Kudu gas power project expensive: Schlettwein

05 Nov 2015 11:00am
WINDHOEK, 05 NOV (NAMPA) – The more Namibia depends on conventional fuel-based power solutions, the greater its exposure to fuel price and currency rate fluctuations will be, Minister of Finance Calle Schlettwein says.
“Renewable energy investments should be a compelling option for us,” he said on Wednesday during the official opening of the one-day energy conference in Windhoek.
The minister encouraged energy investors to embrace renewable energy sources which will be extremely healthy for the country from a stability of price point of view.
He said renewable energy technology is evolving and rapidly becoming more affordable, especially solar-voltaic generation.
Renewable energy projects now smartly compete with conventional power sources from a cost point of view.
According to the finance ministry’s assessment, the unity cost of electricity from the much-anticipated Kudu gas power project is estimated at around N.dollars 2.55 per kilo watts per hour (KWh).

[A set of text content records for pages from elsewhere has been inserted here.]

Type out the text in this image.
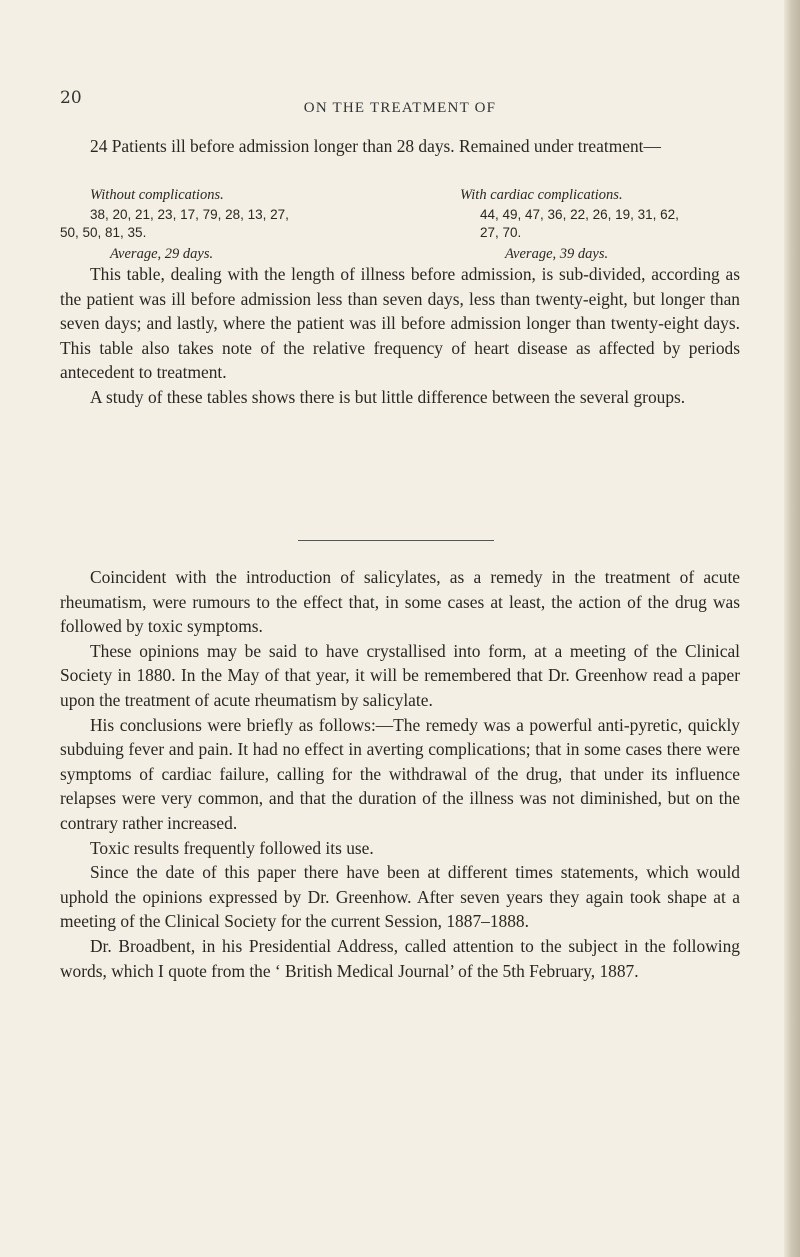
20	ON THE TREATMENT OF

24 Patients ill before admission longer than 28 days. Remained under treatment—

Without complications.
38, 20, 21, 23, 17, 79, 28, 13, 27,
50, 50, 81, 35.
Average, 29 days.
With cardiac complications.
44, 49, 47, 36, 22, 26, 19, 31, 62,
27, 70.
Average, 39 days.

This table, dealing with the length of illness before admission, is sub-divided, according as the patient was ill before admission less than seven days, less than twenty-eight, but longer than seven days; and lastly, where the patient was ill before admission longer than twenty-eight days. This table also takes note of the relative frequency of heart disease as affected by periods antecedent to treatment.

A study of these tables shows there is but little difference between the several groups.

Coincident with the introduction of salicylates, as a remedy in the treatment of acute rheumatism, were rumours to the effect that, in some cases at least, the action of the drug was followed by toxic symptoms.

These opinions may be said to have crystallised into form, at a meeting of the Clinical Society in 1880. In the May of that year, it will be remembered that Dr. Greenhow read a paper upon the treatment of acute rheumatism by salicylate.

His conclusions were briefly as follows:—The remedy was a powerful anti-pyretic, quickly subduing fever and pain. It had no effect in averting complications; that in some cases there were symptoms of cardiac failure, calling for the withdrawal of the drug, that under its influence relapses were very common, and that the duration of the illness was not diminished, but on the contrary rather increased.

Toxic results frequently followed its use.

Since the date of this paper there have been at different times statements, which would uphold the opinions expressed by Dr. Greenhow. After seven years they again took shape at a meeting of the Clinical Society for the current Session, 1887–1888.

Dr. Broadbent, in his Presidential Address, called attention to the subject in the following words, which I quote from the ‘ British Medical Journal’ of the 5th February, 1887.
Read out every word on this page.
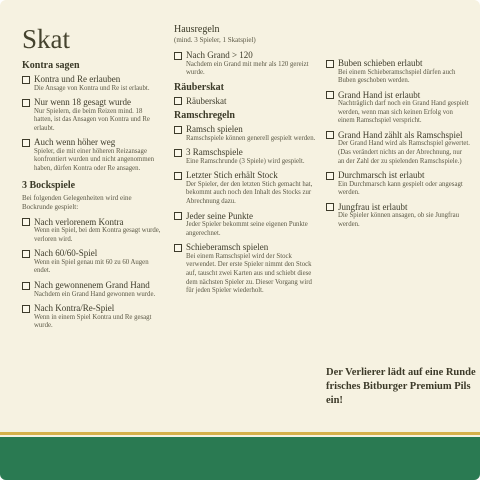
Skat
Kontra sagen
Kontra und Re erlauben
Die Ansage von Kontra und Re ist erlaubt.
Nur wenn 18 gesagt wurde
Nur Spielern, die beim Reizen mind. 18 hatten, ist das Ansagen von Kontra und Re erlaubt.
Auch wenn höher weg
Spieler, die mit einer höheren Reizansage konfrontiert wurden und nicht angenommen haben, dürfen Kontra oder Re ansagen.
3 Bockspiele
Bei folgenden Gelegenheiten wird eine Bockrunde gespielt:
Nach verlorenem Kontra
Wenn ein Spiel, bei dem Kontra gesagt wurde, verloren wird.
Nach 60/60-Spiel
Wenn ein Spiel genau mit 60 zu 60 Augen endet.
Nach gewonnenem Grand Hand
Nachdem ein Grand Hand gewonnen wurde.
Nach Kontra/Re-Spiel
Wenn in einem Spiel Kontra und Re gesagt wurde.
Hausregeln
(mind. 3 Spieler, 1 Skatspiel)
Nach Grand > 120
Nachdem ein Grand mit mehr als 120 gereizt wurde.
Räuberskat
Räuberskat
Ramschregeln
Ramsch spielen
Ramschspiele können generell gespielt werden.
3 Ramschspiele
Eine Ramschrunde (3 Spiele) wird gespielt.
Letzter Stich erhält Stock
Der Spieler, der den letzten Stich gemacht hat, bekommt auch noch den Inhalt des Stocks zur Abrechnung dazu.
Jeder seine Punkte
Jeder Spieler bekommt seine eigenen Punkte angerechnet.
Schieberamsch spielen
Bei einem Ramschspiel wird der Stock verwendet. Der erste Spieler nimmt den Stock auf, tauscht zwei Karten aus und schiebt diese dem nächsten Spieler zu. Dieser Vorgang wird für jeden Spieler wiederholt.
Buben schieben erlaubt
Bei einem Schieberamschspiel dürfen auch Buben geschoben werden.
Grand Hand ist erlaubt
Nachträglich darf noch ein Grand Hand gespielt werden, wenn man sich keinen Erfolg von einem Ramschspiel verspricht.
Grand Hand zählt als Ramschspiel
Der Grand Hand wird als Ramschspiel gewertet. (Das verändert nichts an der Abrechnung, nur an der Zahl der zu spielenden Ramschspiele.)
Durchmarsch ist erlaubt
Ein Durchmarsch kann gespielt oder angesagt werden.
Jungfrau ist erlaubt
Die Spieler können ansagen, ob sie Jungfrau werden.
Der Verlierer lädt auf eine Runde frisches Bitburger Premium Pils ein!
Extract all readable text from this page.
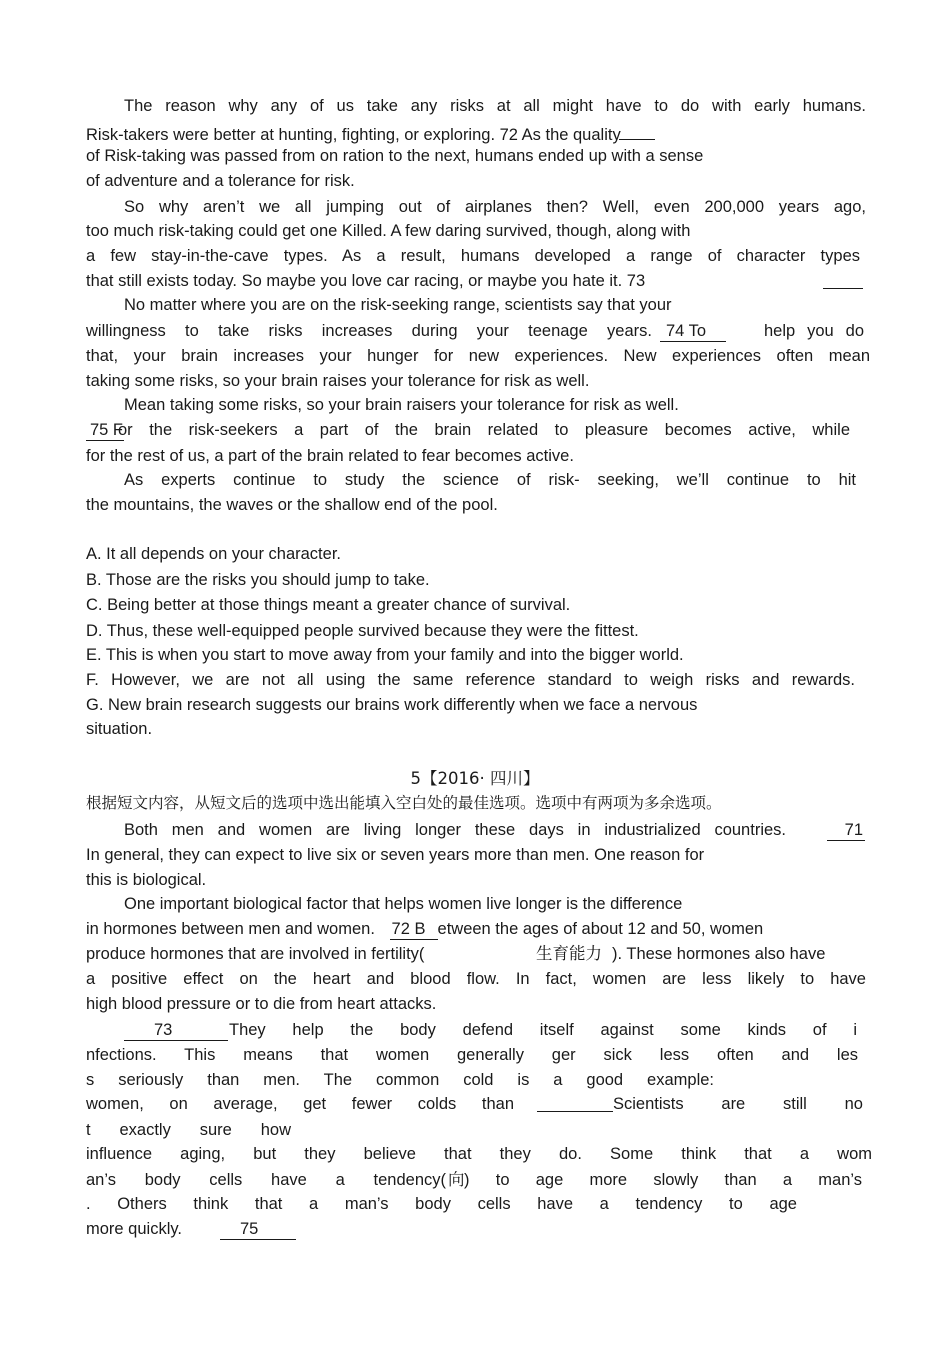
The reason why any of us take any risks at all might have to do with early humans.
Risk-takers were better at hunting, fighting, or exploring. 72 As the quality
of Risk-taking was passed from on ration to the next, humans ended up with a sense
of adventure and a tolerance for risk.
So why aren’t we all jumping out of airplanes then? Well, even 200,000 years ago,
too much risk-taking could get one Killed. A few daring survived, though, along with
a few stay-in-the-cave types. As a result, humans developed a range of character types
that still exists today. So maybe you love car racing, or maybe you hate it. 73
No matter where you are on the risk-seeking range, scientists say that your
willingness to take risks increases during your teenage years. 74 To	help you do
that, your brain increases your hunger for new experiences. New experiences often mean
taking some risks, so your brain raises your tolerance for risk as well.
Mean taking some risks, so your brain raisers your tolerance for risk as well.
75 F
or the risk-seekers a part of the brain related to pleasure becomes active, while
for the rest of us, a part of the brain related to fear becomes active.
As experts continue to study the science of risk- seeking, we’ll continue to hit
the mountains, the waves or the shallow end of the pool.
A. It all depends on your character.
B. Those are the risks you should jump to take.
C. Being better at those things meant a greater chance of survival.
D. Thus, these well-equipped people survived because they were the fittest.
E. This is when you start to move away from your family and into the bigger world.
F. However, we are not all using the same reference standard to weigh risks and rewards.
G. New brain research suggests our brains work differently when we face a nervous
situation.
5【2016· 四川】
根据短文内容，从短文后的选项中选出能填入空白处的最佳选项。选项中有两项为多余选项。
Both men and women are living longer these days in industrialized countries.	71
In general, they can expect to live six or seven years more than men. One reason for
this is biological.
One important biological factor that helps women live longer is the difference
in hormones between men and women. 72 B etween the ages of about 12 and 50, women
produce hormones that are involved in fertility(	生育能力 ). These hormones also have
a positive effect on the heart and blood flow. In fact, women are less likely to have
high blood pressure or to die from heart attacks.
73	They help the body defend itself against some kinds of i
nfections. This means that women generally ger sick less often and les
s seriously than men. The common cold is a good example:
women, on average, get fewer colds than	Scientists are still no
t exactly sure how
influence aging, but they believe that they do. Some think that a wom
an’s body cells have a tendency( 向 ) to age more slowly than a man’s
. Others think that a man’s body cells have a tendency to age
more quickly.	75
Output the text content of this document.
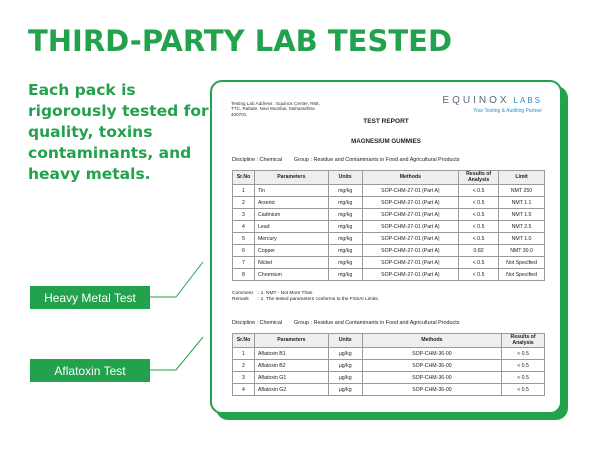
THIRD-PARTY LAB TESTED
Each pack is
rigorously tested for
quality, toxins
contaminants, and
heavy metals.
Heavy Metal Test
Aflatoxin Test
Testing Lab Address : Equinox Center, R65, TTC, Rabale, Navi Mumbai, Maharashtra 400701
EQUINOX LABS
Your Testing & Auditing Partner
TEST REPORT
MAGNESIUM GUMMIES
Discipline : Chemical Group : Residue and Contaminants in Food and Agricultural Products
Sr.No	Parameters	Units	Methods	Results of Analysis	Limit
1	Tin	mg/kg	SOP-CHM-27-01 (Part A)	< 0.5	NMT 250
2	Arsenic	mg/kg	SOP-CHM-27-01 (Part A)	< 0.5	NMT 1.1
3	Cadmium	mg/kg	SOP-CHM-27-01 (Part A)	< 0.5	NMT 1.5
4	Lead	mg/kg	SOP-CHM-27-01 (Part A)	< 0.5	NMT 2.5
5	Mercury	mg/kg	SOP-CHM-27-01 (Part A)	< 0.5	NMT 1.0
6	Copper	mg/kg	SOP-CHM-27-01 (Part A)	0.82	NMT 30.0
7	Nickel	mg/kg	SOP-CHM-27-01 (Part A)	< 0.5	Not Specified
8	Chromium	mg/kg	SOP-CHM-27-01 (Part A)	< 0.5	Not Specified
Comment : 1. NMT - Not More Than
Remark : 1. The tested parameters conforms to the FSSAI Limits.
Discipline : Chemical Group : Residue and Contaminants in Food and Agricultural Products
Sr.No	Parameters	Units	Methods	Results of Analysis
1	Aflatoxin B1	µg/kg	SOP-CHM-36-00	< 0.5
2	Aflatoxin B2	µg/kg	SOP-CHM-36-00	< 0.5
3	Aflatoxin G1	µg/kg	SOP-CHM-36-00	< 0.5
4	Aflatoxin G2	µg/kg	SOP-CHM-36-00	< 0.5
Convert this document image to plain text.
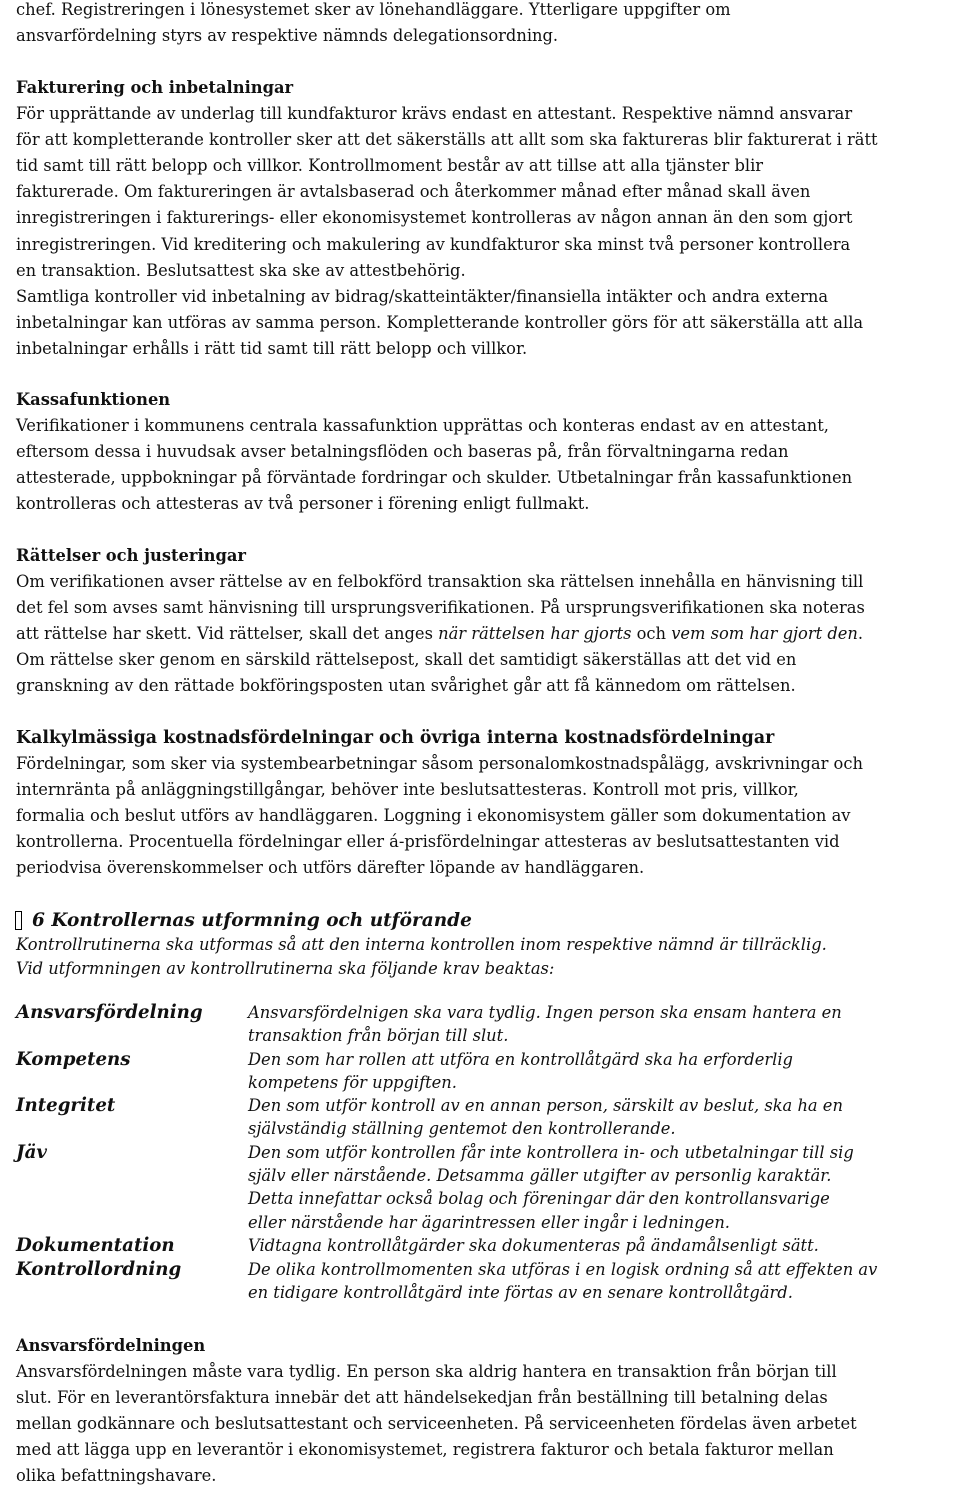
chef. Registreringen i lönesystemet sker av lönehandläggare. Ytterligare uppgifter om
ansvarfördelning styrs av respektive nämnds delegationsordning.
Fakturering och inbetalningar
För upprättande av underlag till kundfakturor krävs endast en attestant. Respektive nämnd ansvarar
för att kompletterande kontroller sker att det säkerställs att allt som ska faktureras blir fakturerat i rätt
tid samt till rätt belopp och villkor. Kontrollmoment består av att tillse att alla tjänster blir
fakturerade. Om faktureringen är avtalsbaserad och återkommer månad efter månad skall även
inregistreringen i fakturerings- eller ekonomisystemet kontrolleras av någon annan än den som gjort
inregistreringen. Vid kreditering och makulering av kundfakturor ska minst två personer kontrollera
en transaktion. Beslutsattest ska ske av attestbehörig.
Samtliga kontroller vid inbetalning av bidrag/skatteintäkter/finansiella intäkter och andra externa
inbetalningar kan utföras av samma person. Kompletterande kontroller görs för att säkerställa att alla
inbetalningar erhålls i rätt tid samt till rätt belopp och villkor.
Kassafunktionen
Verifikationer i kommunens centrala kassafunktion upprättas och konteras endast av en attestant,
eftersom dessa i huvudsak avser betalningsflöden och baseras på, från förvaltningarna redan
attesterade, uppbokningar på förväntade fordringar och skulder. Utbetalningar från kassafunktionen
kontrolleras och attesteras av två personer i förening enligt fullmakt.
Rättelser och justeringar
Om verifikationen avser rättelse av en felbokförd transaktion ska rättelsen innehålla en hänvisning till
det fel som avses samt hänvisning till ursprungsverifikationen. På ursprungsverifikationen ska noteras
att rättelse har skett. Vid rättelser, skall det anges när rättelsen har gjorts och vem som har gjort den.
Om rättelse sker genom en särskild rättelsepost, skall det samtidigt säkerställas att det vid en
granskning av den rättade bokföringsposten utan svårighet går att få kännedom om rättelsen.
Kalkylmässiga kostnadsfördelningar och övriga interna kostnadsfördelningar
Fördelningar, som sker via systembearbetningar såsom personalomkostnadspålägg, avskrivningar och
internränta på anläggningstillgångar, behöver inte beslutsattesteras. Kontroll mot pris, villkor,
formalia och beslut utförs av handläggaren. Loggning i ekonomisystem gäller som dokumentation av
kontrollerna. Procentuella fördelningar eller á-prisfördelningar attesteras av beslutsattestanten vid
periodvisa överenskommelser och utförs därefter löpande av handläggaren.
6 Kontrollernas utformning och utförande
Kontrollrutinerna ska utformas så att den interna kontrollen inom respektive nämnd är tillräcklig.
Vid utformningen av kontrollrutinerna ska följande krav beaktas:
Ansvarsfördelning	Ansvarsfördelnigen ska vara tydlig. Ingen person ska ensam hantera en
transaktion från början till slut.

Kompetens	Den som har rollen att utföra en kontrollåtgärd ska ha erforderlig
kompetens för uppgiften.

Integritet	Den som utför kontroll av en annan person, särskilt av beslut, ska ha en
självständig ställning gentemot den kontrollerande.

Jäv	Den som utför kontrollen får inte kontrollera in- och utbetalningar till sig
själv eller närstående. Detsamma gäller utgifter av personlig karaktär.
Detta innefattar också bolag och föreningar där den kontrollansvarige
eller närstående har ägarintressen eller ingår i ledningen.

Dokumentation	Vidtagna kontrollåtgärder ska dokumenteras på ändamålsenligt sätt.

Kontrollordning	De olika kontrollmomenten ska utföras i en logisk ordning så att effekten av
en tidigare kontrollåtgärd inte förtas av en senare kontrollåtgärd.
Ansvarsfördelningen
Ansvarsfördelningen måste vara tydlig. En person ska aldrig hantera en transaktion från början till
slut. För en leverantörsfaktura innebär det att händelsekedjan från beställning till betalning delas
mellan godkännare och beslutsattestant och serviceenheten. På serviceenheten fördelas även arbetet
med att lägga upp en leverantör i ekonomisystemet, registrera fakturor och betala fakturor mellan
olika befattningshavare.
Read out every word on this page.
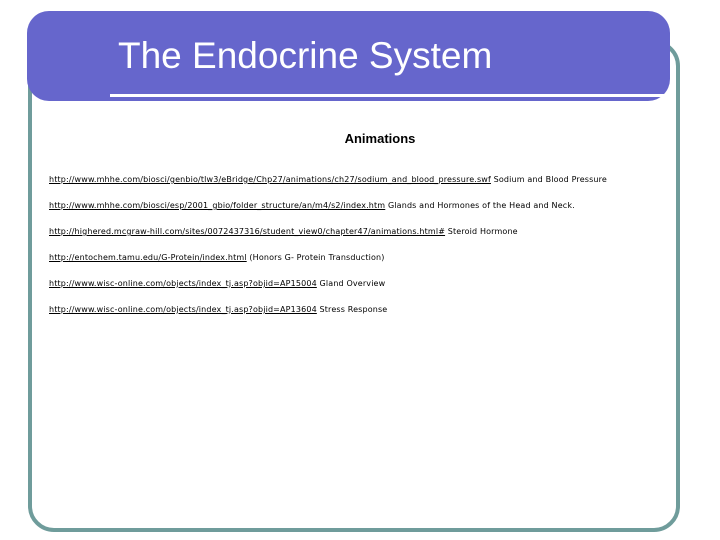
The Endocrine System
Animations
http://www.mhhe.com/biosci/genbio/tlw3/eBridge/Chp27/animations/ch27/sodium_and_blood_pressure.swf Sodium and Blood Pressure
http://www.mhhe.com/biosci/esp/2001_gbio/folder_structure/an/m4/s2/index.htm Glands and Hormones of the Head and Neck.
http://highered.mcgraw-hill.com/sites/0072437316/student_view0/chapter47/animations.html# Steroid Hormone
http://entochem.tamu.edu/G-Protein/index.html (Honors G- Protein Transduction)
http://www.wisc-online.com/objects/index_tj.asp?objid=AP15004 Gland Overview
http://www.wisc-online.com/objects/index_tj.asp?objid=AP13604 Stress Response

This is after taking into consideration the special export transmission and other infrastructure that needs to be invested in to support the project.
In contrast, Schlettwein said, the 2013 renewable energy Independent Power Producer (IPP) procurement round in South Africa yielded unit electricity prices ranging between 67 cents to Rand 1.46 depending on the type of generation project.
He said renewable energy facilities are also very relevant for a sparsely populated country like Namibia where grid connectivity may not be a feasible option for all locations.
“Renewable energy projects have proven such solutions are not only beneficial for domestic use but also supporting local businesses, like the use of locally produced energy for running irrigation pumps,” he said.
The energy conference organised by Economic Association of Namibia, Hanns Seidel Foundation and The Namibian Newspaper was aimed at outlining the current power situation regionally and domestically, as well as to highlight some of the current challenges and potential solutions to these issues through constructive engagement and discussions.
Captains of industry in the energy sectors, Members of Parliament and some members of the public attended the conference.